O objetivo imediato da invasão de Al Saud ao Iémen e a sua meta final

A agressão contra o povo iemenita, liderada pela Arabia Saudita, tem um objectivo imediato: destruir o Movimento Popular Ansarolah, e tem como meta final, que tem começado pouco a pouco a revelar-se, contender contra a crescente influência do Irão no Médio Oriente.

Esse ascendente sobre sociedades do Médio Oriente foi ganho pelo apoio efectivo que o Irão dá à luta contra os movimentos terroristas de raiz takfirí, que assolam as sociedades da Síria e do Iraque, e que se enquistaram no Iémen. Ao contrário das outras potências da zona como a Arabia Saudita, o regime de Israel e a Turquia, a concretização desta política iraniana não se baseia na agressão aos seus vizinhos ou na imposição de políticas hegemónicas. E isto apesar da enorme campanha mediática internacional que pretende mostrar um Irão belicista a partir da decisão soberana de continuar com o seu Programa de Desenvolvimento Nuclear ao abrigo do Tratado de Não Proliferação (TNP), que se encontra no âmbito das conversações entre o Irão e o denominado Grupo 5 +1.

Conversações que têm sido torpedeadas tanto pela Arabia Saudita como por Israel, que vêm na possibilidade de concretizar estes acordos o fim das sanções ao Irão e com isso a elevação do prestígio persa e a elevação das suas capacidades económicas, tecnológicas e a confirmação do seu papel como potência regional. O Irão é signatário do TNP ao contrário do regime de Israel que não só não assinou esta Convenção, como ainda impede a visita de inspectores da Agencia Internacional de Energia Atómica (AIEA) e desenvolve uma política de ocupação de territórios palestinos e de contínua agressão e ameaças no Médio Oriente.

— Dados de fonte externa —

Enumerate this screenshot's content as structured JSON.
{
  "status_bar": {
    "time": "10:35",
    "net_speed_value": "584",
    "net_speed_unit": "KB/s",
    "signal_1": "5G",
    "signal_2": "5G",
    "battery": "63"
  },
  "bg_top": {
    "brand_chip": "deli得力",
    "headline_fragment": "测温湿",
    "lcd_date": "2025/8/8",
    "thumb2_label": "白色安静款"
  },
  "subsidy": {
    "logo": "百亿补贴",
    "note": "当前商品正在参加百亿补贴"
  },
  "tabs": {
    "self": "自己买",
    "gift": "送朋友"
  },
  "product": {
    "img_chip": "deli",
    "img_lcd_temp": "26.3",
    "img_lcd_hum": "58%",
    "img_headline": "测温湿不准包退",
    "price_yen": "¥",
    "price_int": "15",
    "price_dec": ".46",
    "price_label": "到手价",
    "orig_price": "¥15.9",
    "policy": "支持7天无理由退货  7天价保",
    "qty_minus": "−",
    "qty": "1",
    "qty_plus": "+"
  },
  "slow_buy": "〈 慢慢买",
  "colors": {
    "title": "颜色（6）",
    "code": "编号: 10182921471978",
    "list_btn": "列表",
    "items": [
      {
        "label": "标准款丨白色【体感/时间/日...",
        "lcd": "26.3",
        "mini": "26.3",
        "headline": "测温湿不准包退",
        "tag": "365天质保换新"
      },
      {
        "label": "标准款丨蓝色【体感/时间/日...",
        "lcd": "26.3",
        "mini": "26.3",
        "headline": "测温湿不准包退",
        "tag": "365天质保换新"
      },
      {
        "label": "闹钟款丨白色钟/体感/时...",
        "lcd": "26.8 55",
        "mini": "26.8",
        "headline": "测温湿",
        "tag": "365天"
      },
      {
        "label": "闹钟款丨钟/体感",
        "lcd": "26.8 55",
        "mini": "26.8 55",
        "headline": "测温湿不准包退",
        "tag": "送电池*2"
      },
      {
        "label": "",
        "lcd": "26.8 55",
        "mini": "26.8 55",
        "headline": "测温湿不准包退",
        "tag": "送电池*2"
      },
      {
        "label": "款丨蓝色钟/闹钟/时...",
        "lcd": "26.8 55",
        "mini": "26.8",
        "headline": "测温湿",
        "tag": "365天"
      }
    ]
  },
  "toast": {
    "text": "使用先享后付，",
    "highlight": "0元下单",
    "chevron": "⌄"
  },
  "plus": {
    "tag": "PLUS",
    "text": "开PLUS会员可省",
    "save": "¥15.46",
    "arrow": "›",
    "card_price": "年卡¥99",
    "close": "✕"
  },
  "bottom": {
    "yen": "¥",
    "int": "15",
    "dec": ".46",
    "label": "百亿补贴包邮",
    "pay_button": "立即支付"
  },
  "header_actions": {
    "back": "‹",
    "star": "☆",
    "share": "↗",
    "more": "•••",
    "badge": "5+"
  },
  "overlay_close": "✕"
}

A monarquia saudita considera o Irão o seu principal rival no Médio Oriente, desde o exacto momento em que a República Islâmica de Irão é instaurada no ano de 1979 após o derrubamento da monarquia dos Pahlevi. Antagonismo que conta com o concurso de dois parceiros principais: Estados Unidos e o regime de Israel. E isto uma vez que a Casa Al Saud criou, ao longo das últimas 5 décadas, uma estreita aliança política e militar com o regime de Tel Aviv e com Washington destinada a impedir o desenvolvimento de uma política de influência por parte do Irão ou de qualquer outra potência, que não se insira nos objectivos hegemónicos da tríade Washington-Tel Aviv-Riad.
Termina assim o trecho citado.